Ao ser questionado sobre uma comparação sobre os oito anos do seu governo e os sete anos e quatro meses do governo Teotônio Vilela Filho, Lessa (PDT) fez uma breve lembrança dos benefícios que o governo estadual tem do governo federal e que na sua época não existia na mesma escala.

“O governo consegue implantar projetos, levantar patrimônios com muito mais facilidade, já que tem subsídios para isso. A obra do Canal do Sertão é uma prova disso. Mas, no meu governo, deixamos Aeroporto, Centro de Convenções e o complexo administrativo, como os prédios em torno do palácio. Tudo isso sem a ajuda que se tem hoje”, disse.

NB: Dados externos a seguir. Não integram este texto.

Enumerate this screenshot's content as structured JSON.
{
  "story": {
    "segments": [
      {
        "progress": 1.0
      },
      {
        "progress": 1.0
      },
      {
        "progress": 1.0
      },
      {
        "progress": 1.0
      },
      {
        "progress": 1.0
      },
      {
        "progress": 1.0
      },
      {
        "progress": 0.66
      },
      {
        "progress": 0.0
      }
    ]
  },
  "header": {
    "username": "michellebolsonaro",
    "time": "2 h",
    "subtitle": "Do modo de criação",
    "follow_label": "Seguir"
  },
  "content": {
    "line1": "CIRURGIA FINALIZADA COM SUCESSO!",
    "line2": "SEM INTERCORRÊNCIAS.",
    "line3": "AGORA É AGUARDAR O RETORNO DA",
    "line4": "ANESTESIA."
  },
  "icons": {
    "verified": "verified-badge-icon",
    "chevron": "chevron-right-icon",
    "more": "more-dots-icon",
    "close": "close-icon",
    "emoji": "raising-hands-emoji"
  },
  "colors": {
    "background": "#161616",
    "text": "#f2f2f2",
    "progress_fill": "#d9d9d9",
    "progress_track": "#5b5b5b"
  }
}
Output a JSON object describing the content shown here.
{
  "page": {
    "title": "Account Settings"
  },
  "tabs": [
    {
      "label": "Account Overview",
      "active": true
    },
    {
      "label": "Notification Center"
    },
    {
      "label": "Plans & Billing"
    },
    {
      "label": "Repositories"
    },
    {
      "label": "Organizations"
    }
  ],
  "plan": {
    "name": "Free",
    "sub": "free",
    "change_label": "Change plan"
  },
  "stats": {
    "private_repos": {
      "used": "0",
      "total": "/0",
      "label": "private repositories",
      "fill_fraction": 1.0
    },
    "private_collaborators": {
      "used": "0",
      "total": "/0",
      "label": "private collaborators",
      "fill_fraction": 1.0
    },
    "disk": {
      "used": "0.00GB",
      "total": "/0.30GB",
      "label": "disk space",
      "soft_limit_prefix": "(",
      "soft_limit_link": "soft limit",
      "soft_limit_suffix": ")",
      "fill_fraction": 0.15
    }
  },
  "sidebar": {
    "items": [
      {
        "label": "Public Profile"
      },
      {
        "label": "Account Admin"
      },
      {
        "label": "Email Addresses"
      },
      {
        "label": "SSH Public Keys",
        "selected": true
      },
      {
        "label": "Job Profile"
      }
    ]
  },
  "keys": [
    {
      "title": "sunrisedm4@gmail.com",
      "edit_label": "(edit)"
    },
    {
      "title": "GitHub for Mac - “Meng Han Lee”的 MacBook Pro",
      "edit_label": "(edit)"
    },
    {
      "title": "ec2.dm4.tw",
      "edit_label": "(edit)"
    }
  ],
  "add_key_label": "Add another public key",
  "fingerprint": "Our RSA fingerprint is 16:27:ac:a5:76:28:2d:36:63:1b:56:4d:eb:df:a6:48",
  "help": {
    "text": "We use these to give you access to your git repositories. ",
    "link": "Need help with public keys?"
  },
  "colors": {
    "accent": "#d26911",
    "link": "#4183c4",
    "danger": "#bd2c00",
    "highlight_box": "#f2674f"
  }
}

Ao comentar sobre a atual gestão estadual, Ronaldo Lessa fez duas críticas em relação a educação, segurança e saúde do Estado. “na educação existe um retrocesso, com escolas fechadas e números vergonhosos. Na segurança, temos uma das capitais mais violentas do mundo e na saúde, essa greve que se prolonga e estamos assistindo as pessoas morrerem. Tudo isso é a imagem do descaso dessa gestão”, disparou.

Por fim, quando perguntado sobre o seu futuro político, Lessa deixou em aberto, mas lembrou que correntes políticas podem apontar um novo caminho, desde que a justiça permita, segundo próprias palavras, ao lembrar dos processos que enfrentou e foi impedido de participar das últimas eleições.

“Estamos analisando tudo. O partido (PDT) precisa formar nomes para deputado federal e estadual e vamos trabalhar em cima de correntes políticas, para ver o melhor caminho. Temos também de enfrentar a justiça, que sempre bate na tecla de alguns processos. Mas, isso tudo vamos definir  nos próximos meses”, disse.

Em 2012, Ronaldo Lessa foi candidato a prefeito de Maceió, disputando de forma equilibrada o pleito com o atual prefeito de Maceió, Rui Palmeira. No entanto, processos na justiça o impediram de continuar no pleito, sendo substituído de última hora pelo companheiro de partido Jurandir Bóia.